5. «L’Homme à la moto» (1956)
Als es mit Piaf bergab ging, gab sie noch einmal richtig Gas. «L’homme à la Moto» wird, wenngleich in New York eingespielt, als als erste französische Rock’n’Roll-Aufnahme genannt. Das mag für Thema, Tempo und Vehemenz des Vortrags gelten, arrangiert ist die Adaptation des Leiber/Stoller-Stücks «Black Denim Trousers and Motorcycle Boots» aber für ein kleines Orchester. Mit Verve singt Piaf von einem Rocker, der auf seinem Töff Angst und Schrecken verbreitet, bevor er von einem Zug für immer gestoppt wird. Beim Auftritt in der Sendung «La Joie de Vivre» 1956 zeigte sich die grosse Sängerin gezeichnet. Nach einigen Entzügen war sie zwar nicht mehr auf Morphium, dafür litt sie an Polyarthritis und war wie schon früher dem Alkohol verfallen. Was sie aus ihrem kleinen, geschundenen Körper rausholte, bleibt aber atemberaubend.
6. «Milord», 1959
Georges Moustaki war 24 und für kurze Zeit der Geliebte von Edith Piaf. Die beiden unterhielten sich über Ideen für Texte – und daraus ergab sich am Ende die Geschichte des britischen Milord, der von seiner Frau verlassen worden war und Trost fand bei einem Hafenmädchen. Mit ihren «Allez»-Rufen munterte Piaf ihren Milord auf – und mit der Musik von Marguerite Monnot, die ihr zahlreiche Melodien kredenzte, wurde dieses Chanson zum Klassiker in Hafenkneipen wie auch in Bars. Bam-bam-bam-bam-bam-bam.
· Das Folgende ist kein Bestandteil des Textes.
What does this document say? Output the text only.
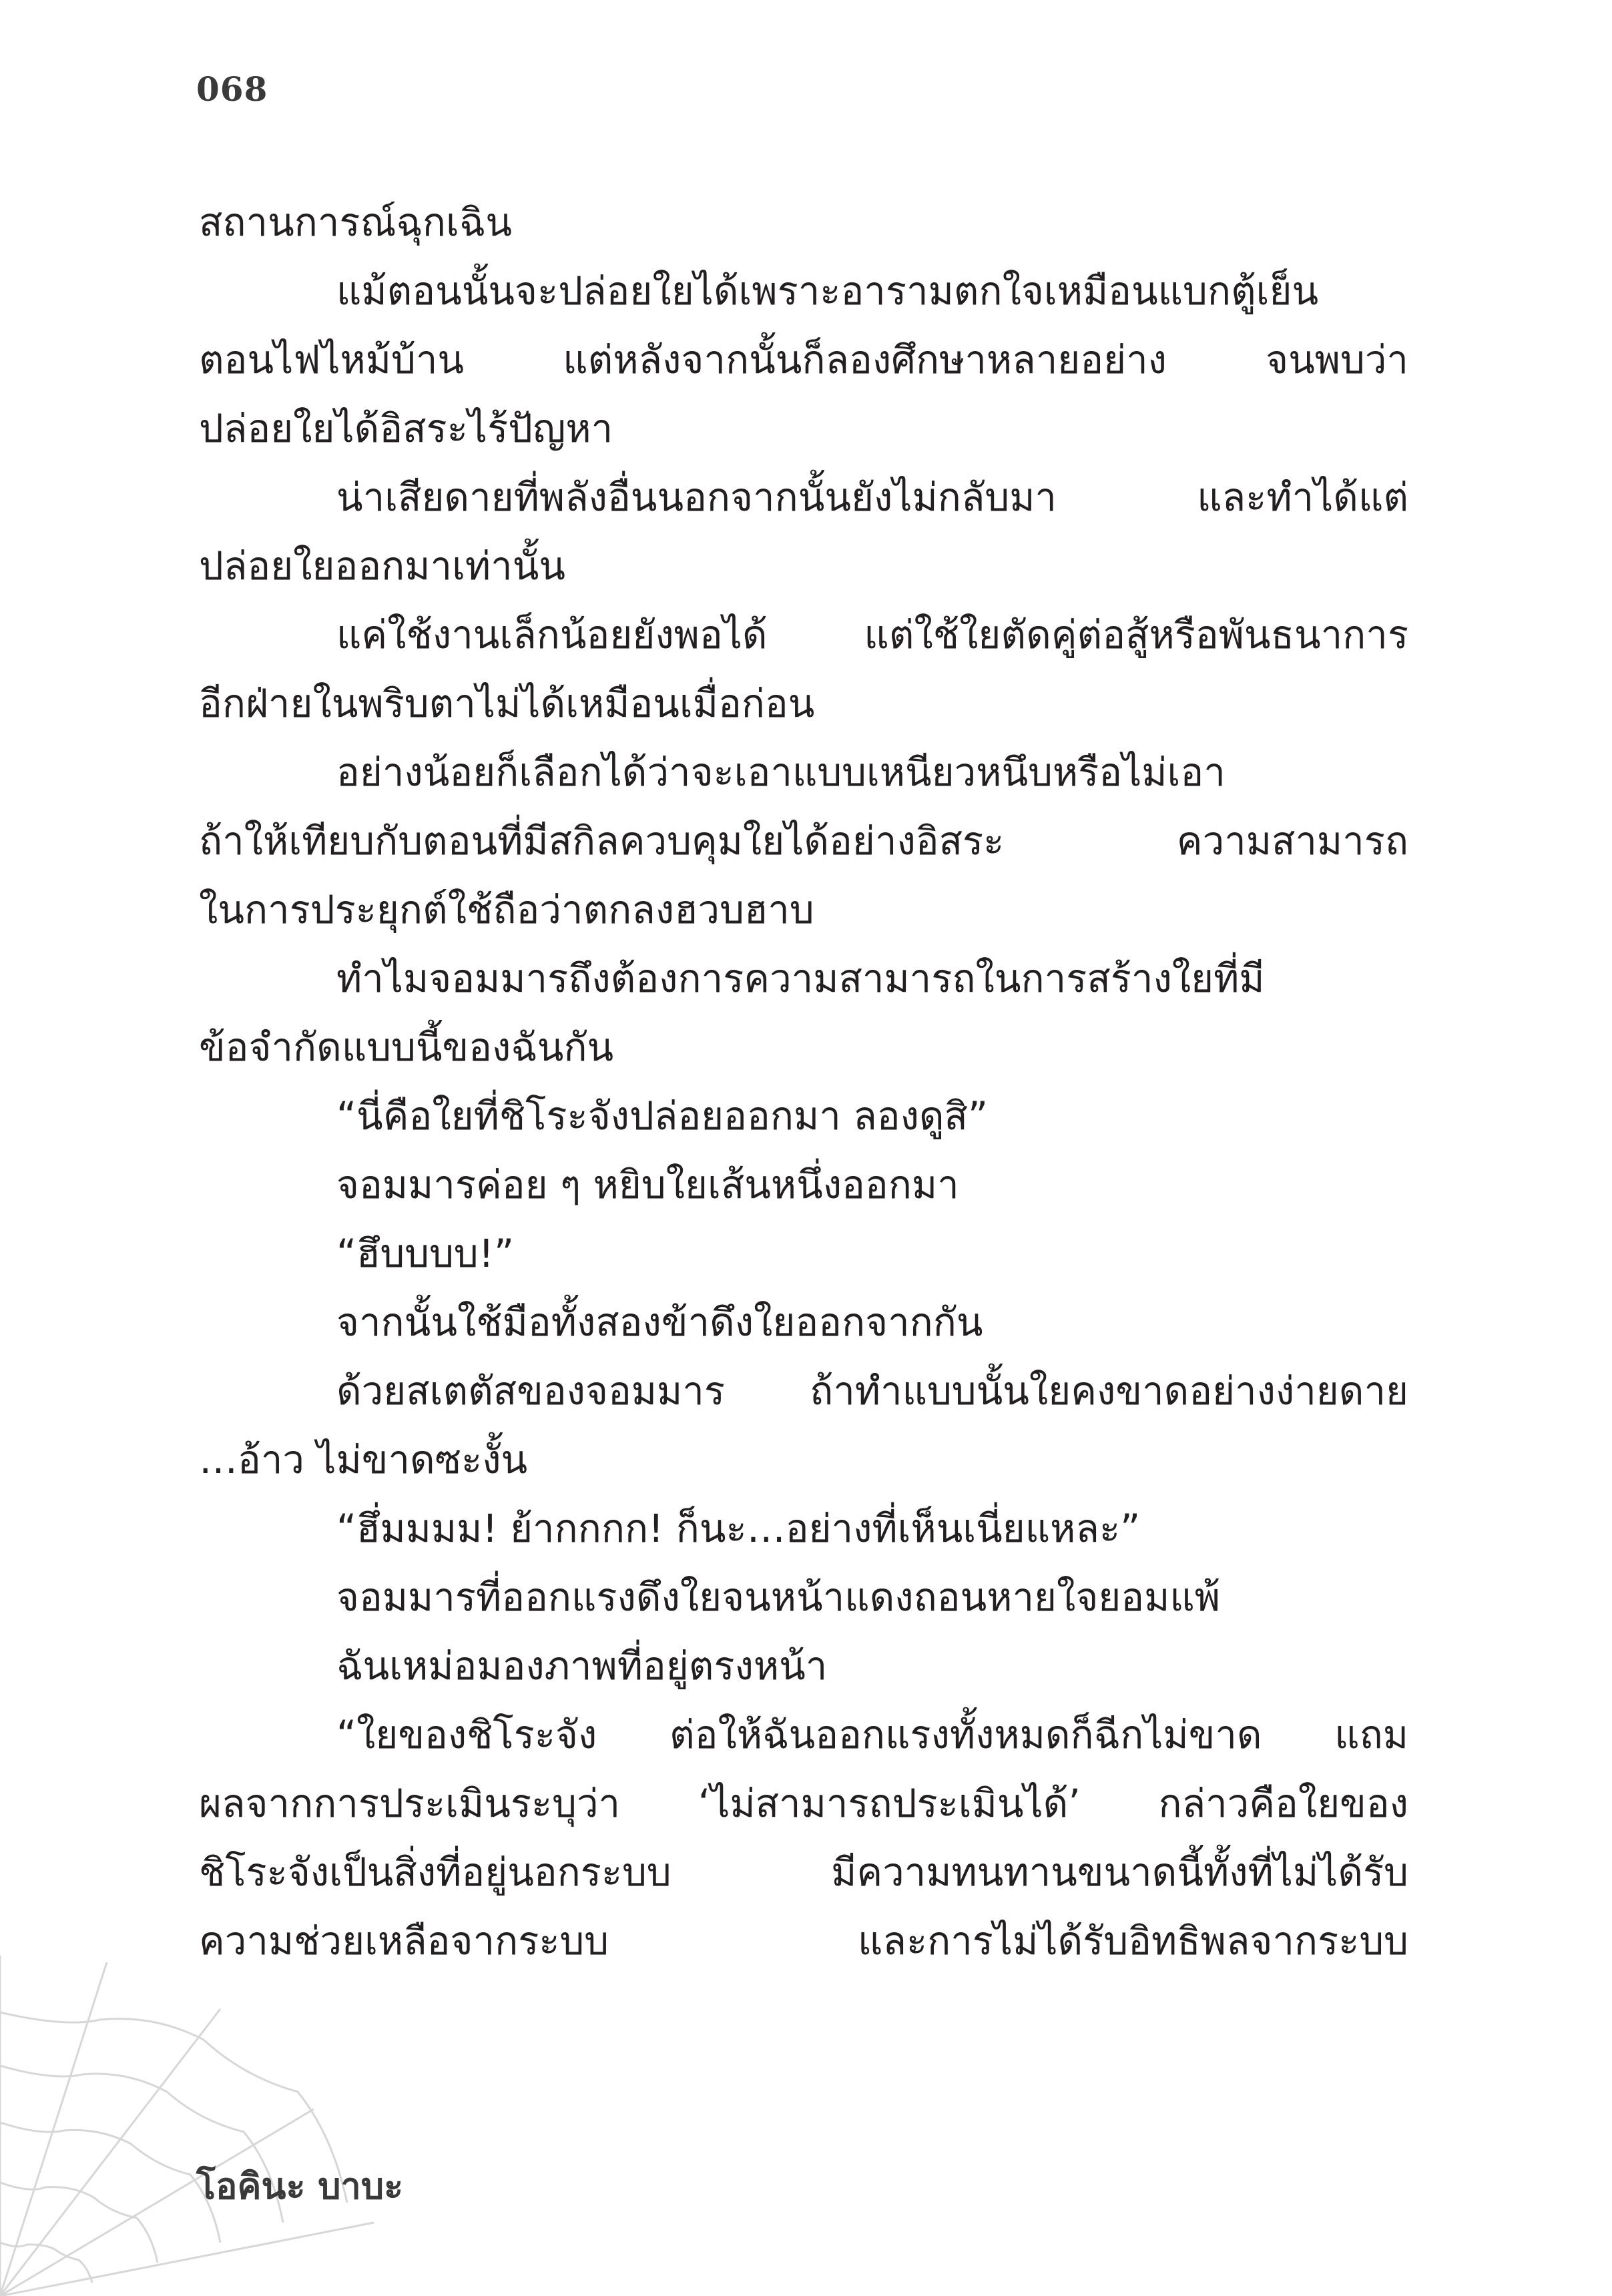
068

สถานการณ์ฉุกเฉิน

แม้ตอนนั้นจะปล่อยใยได้เพราะอารามตกใจเหมือนแบกตู้เย็น

ตอนไฟไหม้บ้าน แต่หลังจากนั้นก็ลองศึกษาหลายอย่าง จนพบว่า

ปล่อยใยได้อิสระไร้ปัญหา

น่าเสียดายที่พลังอื่นนอกจากนั้นยังไม่กลับมา และทำได้แต่

ปล่อยใยออกมาเท่านั้น

แค่ใช้งานเล็กน้อยยังพอได้ แต่ใช้ใยตัดคู่ต่อสู้หรือพันธนาการ

อีกฝ่ายในพริบตาไม่ได้เหมือนเมื่อก่อน

อย่างน้อยก็เลือกได้ว่าจะเอาแบบเหนียวหนึบหรือไม่เอา

ถ้าให้เทียบกับตอนที่มีสกิลควบคุมใยได้อย่างอิสระ ความสามารถ

ในการประยุกต์ใช้ถือว่าตกลงฮวบฮาบ

ทำไมจอมมารถึงต้องการความสามารถในการสร้างใยที่มี

ข้อจำกัดแบบนี้ของฉันกัน

“นี่คือใยที่ชิโระจังปล่อยออกมา ลองดูสิ”

จอมมารค่อย ๆ หยิบใยเส้นหนึ่งออกมา

“ฮึบบบบ!”

จากนั้นใช้มือทั้งสองข้าดึงใยออกจากกัน

ด้วยสเตตัสของจอมมาร ถ้าทำแบบนั้นใยคงขาดอย่างง่ายดาย

…อ้าว ไม่ขาดซะงั้น

“ฮึ่มมมม! ย้ากกกก! ก็นะ…อย่างที่เห็นเนี่ยแหละ”

จอมมารที่ออกแรงดึงใยจนหน้าแดงถอนหายใจยอมแพ้

ฉันเหม่อมองภาพที่อยู่ตรงหน้า

“ใยของชิโระจัง ต่อให้ฉันออกแรงทั้งหมดก็ฉีกไม่ขาด แถม

ผลจากการประเมินระบุว่า ‘ไม่สามารถประเมินได้’ กล่าวคือใยของ

ชิโระจังเป็นสิ่งที่อยู่นอกระบบ มีความทนทานขนาดนี้ทั้งที่ไม่ได้รับ

ความช่วยเหลือจากระบบ และการไม่ได้รับอิทธิพลจากระบบ

โอคินะ บาบะ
7. «Je ne regrette rien», 1960
Im Oktober 1960, Edith Piaf war todkrank, überzeugten sie die jungen Songwriter Charles Dumont und Michel Vaucaire zum Comeback. Sie hatten ein Lied geschrieben, das ihr aus der Seele sprach: Nein, sie bereue nichts, weder das Gute, noch das Schlechte. Das Arrangement dazu lässt Sinatra anklingen (mit punktiertem Blech und zirpenden Streichern), und tatsächlich sollte man dieses Chanson zu den majestätischsten Schlagern der Geschichte zählen. «Non rrrrien de rrrien», singt Piaf und unterfüttert die Zeile mit rollendem R – unverwechselbar, voller Ausdruckskraft. Am Ende ihrer Karriere wusste sie mit dieser Kernaussage ihren Mythos zu erhöhen – und schuf ein letztes Mal ein Stück für die Ewigkeit. Merci beaucoup, madame!